Los casos difieren. Las personas y las naciones también. Parte de nuestra sabiduría consiste en salvar este laberinto. La cuestión es si existen, habida cuenta de la variedad y complejidad de la conducta humana, unas reglas simples —llamémoslas éticas o pragmáticas— que realmente funcionen. ¿O quizá deberíamos tratar de no reflexionar sobre la cuestión y hacer sencillamente lo que parece justo? Ahora bien, ¿cómo
determinar
aun entonces lo que «parece justo»?
La norma más admirada de conducta, al menos en Occidente, es la «regla de oro», atribuida a Jesús de Nazaret. Cualquiera conoce su formulación en el
Evangelio de san Mateo
del siglo I: «Todo cuanto queráis que os hagan los hombres, hacédselo también vosotros a ellos.» Casi nadie la observa. Cuando en el siglo V a. de C. se solicitó al filósofo chino Kung-Tzi (conocido en Occidente como Confucio) su opinión sobre la norma (para entonces ya bien conocida) de pagar el mal con bien, replicó: «¿Con qué pagaréis entonces el bien?» ¿Debe la mujer pobre que envidia la riqueza de su vecina dar a la rica lo poco que tiene? ¿Debe el masoquista infligir dolor a su vecino? La regla de oro no toma en consideración las diferencias humanas. ¿Somos realmente capaces, después de haber recibido una bofetada en la mejilla, de poner la otra para que también la abofeteen? ¿Acaso no es esto garantía de un mayor sufrimiento frente a un adversario desalmado?
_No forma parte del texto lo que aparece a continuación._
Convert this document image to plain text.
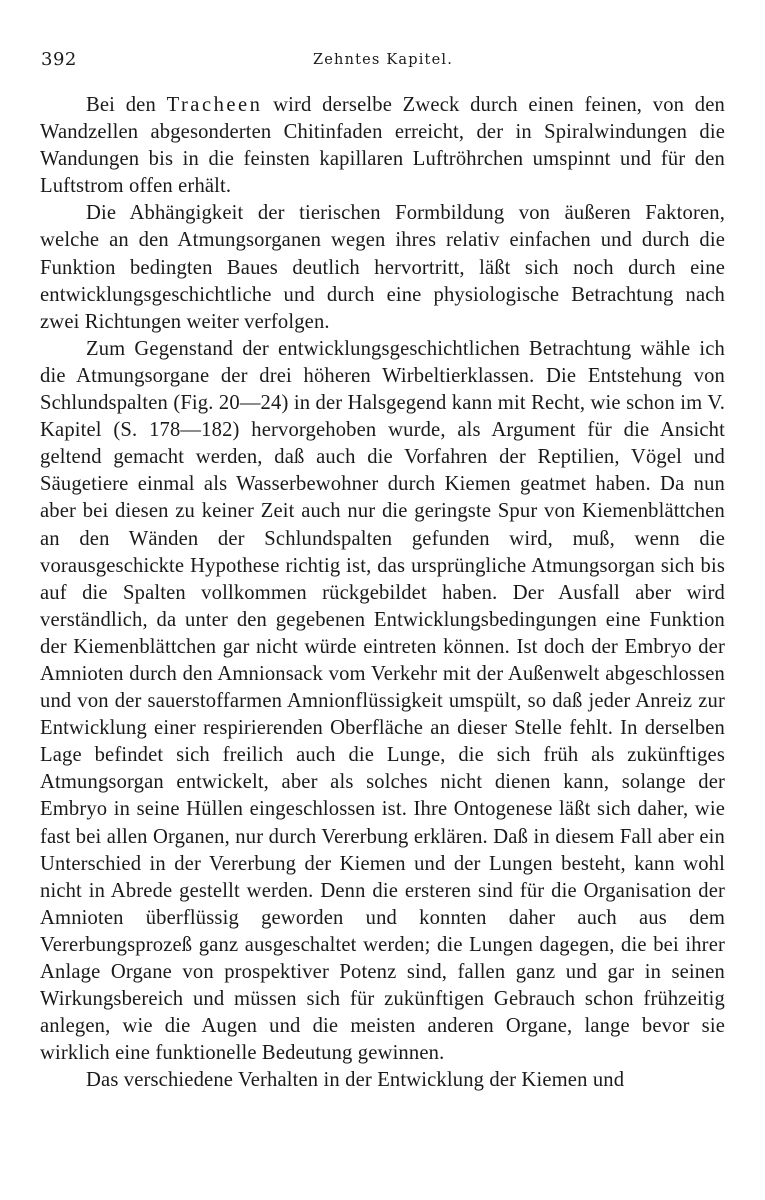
392	Zehntes Kapitel.

Bei den Tracheen wird derselbe Zweck durch einen feinen, von den Wandzellen abgesonderten Chitinfaden erreicht, der in Spiralwindungen die Wandungen bis in die feinsten kapillaren Luftröhrchen umspinnt und für den Luftstrom offen erhält.

Die Abhängigkeit der tierischen Formbildung von äußeren Faktoren, welche an den Atmungsorganen wegen ihres relativ einfachen und durch die Funktion bedingten Baues deutlich hervortritt, läßt sich noch durch eine entwicklungsgeschichtliche und durch eine physiologische Betrachtung nach zwei Richtungen weiter verfolgen.

Zum Gegenstand der entwicklungsgeschichtlichen Betrachtung wähle ich die Atmungsorgane der drei höheren Wirbeltierklassen. Die Entstehung von Schlundspalten (Fig. 20—24) in der Halsgegend kann mit Recht, wie schon im V. Kapitel (S. 178—182) hervorgehoben wurde, als Argument für die Ansicht geltend gemacht werden, daß auch die Vorfahren der Reptilien, Vögel und Säugetiere einmal als Wasserbewohner durch Kiemen geatmet haben. Da nun aber bei diesen zu keiner Zeit auch nur die geringste Spur von Kiemenblättchen an den Wänden der Schlundspalten gefunden wird, muß, wenn die vorausgeschickte Hypothese richtig ist, das ursprüngliche Atmungsorgan sich bis auf die Spalten vollkommen rückgebildet haben. Der Ausfall aber wird verständlich, da unter den gegebenen Entwicklungsbedingungen eine Funktion der Kiemenblättchen gar nicht würde eintreten können. Ist doch der Embryo der Amnioten durch den Amnionsack vom Verkehr mit der Außenwelt abgeschlossen und von der sauerstoffarmen Amnionflüssigkeit umspült, so daß jeder Anreiz zur Entwicklung einer respirierenden Oberfläche an dieser Stelle fehlt. In derselben Lage befindet sich freilich auch die Lunge, die sich früh als zukünftiges Atmungsorgan entwickelt, aber als solches nicht dienen kann, solange der Embryo in seine Hüllen eingeschlossen ist. Ihre Ontogenese läßt sich daher, wie fast bei allen Organen, nur durch Vererbung erklären. Daß in diesem Fall aber ein Unterschied in der Vererbung der Kiemen und der Lungen besteht, kann wohl nicht in Abrede gestellt werden. Denn die ersteren sind für die Organisation der Amnioten überflüssig geworden und konnten daher auch aus dem Vererbungsprozeß ganz ausgeschaltet werden; die Lungen dagegen, die bei ihrer Anlage Organe von prospektiver Potenz sind, fallen ganz und gar in seinen Wirkungsbereich und müssen sich für zukünftigen Gebrauch schon frühzeitig anlegen, wie die Augen und die meisten anderen Organe, lange bevor sie wirklich eine funktionelle Bedeutung gewinnen.

Das verschiedene Verhalten in der Entwicklung der Kiemen und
La «regla de plata» es diferente: «No hagas a los demás lo que no quisieras que te hiciesen.» También puede hallarse en el mundo entero, incluso una generación antes de Jesús, en los textos del rabino Hillel. Los ejemplos más inspirados de la aplicación de la regla de plata en el siglo XX fueron los de Mohandas Gandhi y Martin Luther King, quienes pidieron a los pueblos oprimidos que no devolvieran violencia por violencia, pero que tampoco se mostrasen sumisos y obedientes. Postularon la desobediencia civil, mostrando la justicia de su causa a través de la disposición a ser castigados por desafiar una ley injusta. Pretendían conmover los corazones de sus opresores (y de los que todavía no habían tomado partido).
King rindió tributo a Gandhi como primera persona en la historia que convirtió las reglas de oro o plata en instrumentos eficaces de cambio social. Gandhi dejó claro el origen de su conducta: «Aprendí de mi esposa la lección de la no violencia cuando traté de doblegarla a mi voluntad. Su resuelta resistencia a mi voluntad por un lado y su callada sumisión a los sufrimientos que mi necedad implicaba por otro, determinaron que en definitiva me sintiera avergonzado de mí mismo y curase de la estupidez de haber pensado que yo había nacido para gobernarla.»